Over time, organic traffic doubled.

And unlike many sites right now, it has held.

The reason is the same reason it grew in the first place.

The content genuinely answers what people are looking for, at the right level, in the right place.

How to know where you stand right now

One of the most useful exercises for any business thinking about SEO is also the simplest.

Open whichever AI tool you use most.

Type in: what do you know about [your business name]?

  • If it knows you well and describes you accurately, your signals are working.
  • If it only gets half of it right, the missing half is where to focus next.
  • If it gets you completely wrong, or barely knows you exist, the content on your site is sending the wrong signals, or not enough of them.

This is the fastest free audit available right now.

It costs nothing and takes five minutes.

And it will tell you more about where your SEO actually stands than most paid reports.

One question to ask your SEO agency

If you are paying for SEO and not seeing results, there is one question worth asking.

Not about rankings.

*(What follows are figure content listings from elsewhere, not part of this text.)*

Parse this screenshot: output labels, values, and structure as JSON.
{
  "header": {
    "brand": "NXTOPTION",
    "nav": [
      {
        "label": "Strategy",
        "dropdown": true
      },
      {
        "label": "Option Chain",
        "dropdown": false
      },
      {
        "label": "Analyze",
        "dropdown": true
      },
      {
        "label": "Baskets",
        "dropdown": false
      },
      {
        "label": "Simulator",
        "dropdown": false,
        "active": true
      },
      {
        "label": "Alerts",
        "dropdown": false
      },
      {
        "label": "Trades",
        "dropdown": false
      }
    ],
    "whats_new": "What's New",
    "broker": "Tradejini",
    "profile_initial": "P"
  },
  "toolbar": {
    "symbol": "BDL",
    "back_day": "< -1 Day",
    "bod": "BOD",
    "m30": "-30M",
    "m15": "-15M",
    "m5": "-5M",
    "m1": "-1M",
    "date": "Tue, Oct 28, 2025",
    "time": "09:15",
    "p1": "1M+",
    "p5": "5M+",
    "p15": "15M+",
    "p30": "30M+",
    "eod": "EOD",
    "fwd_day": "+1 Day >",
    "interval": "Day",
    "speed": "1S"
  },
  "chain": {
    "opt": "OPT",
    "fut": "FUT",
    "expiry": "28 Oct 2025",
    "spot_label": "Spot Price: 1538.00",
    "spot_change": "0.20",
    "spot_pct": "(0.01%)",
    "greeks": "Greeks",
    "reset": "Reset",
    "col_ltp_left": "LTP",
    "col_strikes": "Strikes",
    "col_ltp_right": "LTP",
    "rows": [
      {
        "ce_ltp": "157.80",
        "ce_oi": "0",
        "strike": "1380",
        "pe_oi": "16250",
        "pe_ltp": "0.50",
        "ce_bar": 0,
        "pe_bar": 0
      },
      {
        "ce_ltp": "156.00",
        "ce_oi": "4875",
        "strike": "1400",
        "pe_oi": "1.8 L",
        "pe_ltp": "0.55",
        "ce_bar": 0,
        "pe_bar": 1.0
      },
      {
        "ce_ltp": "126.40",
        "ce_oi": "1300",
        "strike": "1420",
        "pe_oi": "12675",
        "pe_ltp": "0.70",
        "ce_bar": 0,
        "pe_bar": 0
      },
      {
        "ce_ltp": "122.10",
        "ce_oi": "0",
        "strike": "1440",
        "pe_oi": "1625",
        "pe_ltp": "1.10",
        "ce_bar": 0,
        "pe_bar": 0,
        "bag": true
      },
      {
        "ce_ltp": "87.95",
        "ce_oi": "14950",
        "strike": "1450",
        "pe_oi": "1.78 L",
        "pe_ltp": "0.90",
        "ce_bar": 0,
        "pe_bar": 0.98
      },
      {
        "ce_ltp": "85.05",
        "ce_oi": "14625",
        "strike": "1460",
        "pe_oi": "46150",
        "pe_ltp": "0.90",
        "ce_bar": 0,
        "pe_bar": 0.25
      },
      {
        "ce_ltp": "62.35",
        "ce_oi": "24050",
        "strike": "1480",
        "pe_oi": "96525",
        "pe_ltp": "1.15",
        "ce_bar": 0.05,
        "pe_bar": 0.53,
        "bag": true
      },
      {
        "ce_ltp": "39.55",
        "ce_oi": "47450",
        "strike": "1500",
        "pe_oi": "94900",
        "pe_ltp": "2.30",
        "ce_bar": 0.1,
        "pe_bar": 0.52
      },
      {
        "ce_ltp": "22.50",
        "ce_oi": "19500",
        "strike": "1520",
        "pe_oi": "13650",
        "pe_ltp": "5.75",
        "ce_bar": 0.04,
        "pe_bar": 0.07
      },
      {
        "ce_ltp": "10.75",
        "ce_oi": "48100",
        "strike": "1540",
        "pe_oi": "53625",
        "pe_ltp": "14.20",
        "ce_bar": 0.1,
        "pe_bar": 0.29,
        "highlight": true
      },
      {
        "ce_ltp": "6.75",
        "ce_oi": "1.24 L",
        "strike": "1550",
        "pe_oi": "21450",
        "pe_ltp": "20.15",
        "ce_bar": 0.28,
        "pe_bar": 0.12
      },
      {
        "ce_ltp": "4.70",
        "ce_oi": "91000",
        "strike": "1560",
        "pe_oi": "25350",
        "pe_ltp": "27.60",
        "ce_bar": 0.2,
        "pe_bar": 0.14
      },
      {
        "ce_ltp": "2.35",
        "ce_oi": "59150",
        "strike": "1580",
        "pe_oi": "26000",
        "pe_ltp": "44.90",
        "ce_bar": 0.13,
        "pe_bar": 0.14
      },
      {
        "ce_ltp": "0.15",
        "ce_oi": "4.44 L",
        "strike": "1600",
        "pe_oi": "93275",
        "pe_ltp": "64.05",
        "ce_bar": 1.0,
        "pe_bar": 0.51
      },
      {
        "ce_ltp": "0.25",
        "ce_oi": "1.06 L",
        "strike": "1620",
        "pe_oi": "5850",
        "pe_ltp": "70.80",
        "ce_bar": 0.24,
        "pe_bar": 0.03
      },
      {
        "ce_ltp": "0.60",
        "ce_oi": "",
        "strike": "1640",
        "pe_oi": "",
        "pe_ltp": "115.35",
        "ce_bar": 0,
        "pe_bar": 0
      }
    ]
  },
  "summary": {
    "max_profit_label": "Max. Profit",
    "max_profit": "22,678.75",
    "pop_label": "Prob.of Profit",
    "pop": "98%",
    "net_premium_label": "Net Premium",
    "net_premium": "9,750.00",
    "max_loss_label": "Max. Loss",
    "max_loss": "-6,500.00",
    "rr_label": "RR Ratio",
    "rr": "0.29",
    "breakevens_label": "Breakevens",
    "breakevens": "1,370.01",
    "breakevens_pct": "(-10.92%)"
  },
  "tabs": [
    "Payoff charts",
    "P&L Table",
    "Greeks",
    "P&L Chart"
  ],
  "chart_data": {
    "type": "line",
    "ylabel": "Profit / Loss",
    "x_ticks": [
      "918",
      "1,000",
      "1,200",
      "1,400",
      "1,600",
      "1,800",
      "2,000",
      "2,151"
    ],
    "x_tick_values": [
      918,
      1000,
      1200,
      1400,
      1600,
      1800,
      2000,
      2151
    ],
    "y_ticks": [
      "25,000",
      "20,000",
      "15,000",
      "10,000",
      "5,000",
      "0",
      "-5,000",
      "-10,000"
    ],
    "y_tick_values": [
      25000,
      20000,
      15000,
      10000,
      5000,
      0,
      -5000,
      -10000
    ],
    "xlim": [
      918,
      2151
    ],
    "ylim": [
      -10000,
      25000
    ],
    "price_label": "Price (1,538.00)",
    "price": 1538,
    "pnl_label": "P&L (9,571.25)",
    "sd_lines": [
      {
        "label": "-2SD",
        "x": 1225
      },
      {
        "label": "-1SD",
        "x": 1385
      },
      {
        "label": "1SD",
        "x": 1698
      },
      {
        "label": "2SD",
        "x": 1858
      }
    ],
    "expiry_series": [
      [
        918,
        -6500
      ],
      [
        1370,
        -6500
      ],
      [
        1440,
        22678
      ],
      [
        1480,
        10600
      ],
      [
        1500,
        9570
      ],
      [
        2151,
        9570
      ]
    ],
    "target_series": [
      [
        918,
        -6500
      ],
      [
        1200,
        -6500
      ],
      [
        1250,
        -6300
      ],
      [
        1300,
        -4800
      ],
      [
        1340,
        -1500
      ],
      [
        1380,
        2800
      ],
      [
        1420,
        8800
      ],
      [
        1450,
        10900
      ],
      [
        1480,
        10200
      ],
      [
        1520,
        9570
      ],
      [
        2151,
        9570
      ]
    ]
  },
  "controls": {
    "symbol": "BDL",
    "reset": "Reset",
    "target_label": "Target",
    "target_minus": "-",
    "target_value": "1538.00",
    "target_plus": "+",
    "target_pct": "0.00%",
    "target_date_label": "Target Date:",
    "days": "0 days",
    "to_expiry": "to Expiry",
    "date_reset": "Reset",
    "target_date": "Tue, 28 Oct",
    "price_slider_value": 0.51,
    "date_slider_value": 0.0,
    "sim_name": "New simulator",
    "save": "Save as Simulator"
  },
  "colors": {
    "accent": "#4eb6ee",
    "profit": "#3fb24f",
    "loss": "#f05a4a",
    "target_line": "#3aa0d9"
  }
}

Not about traffic reports.

Just: why?

  • Why is this page dropping? 
  • Why are impressions up but leads down? 
  • Why is this keyword not moving?

A good SEO professional will answer that question directly and specifically.

They will point to data. They will explain the pattern. They will tell you what they are doing about it.

If the answer is vague, delays to next month’s report, or cannot be backed by anything concrete, that is important information too.

SEO is not magic. It is pattern recognition, backed by data, applied consistently over time.

Anyone doing it properly should be able to explain what they are seeing and why.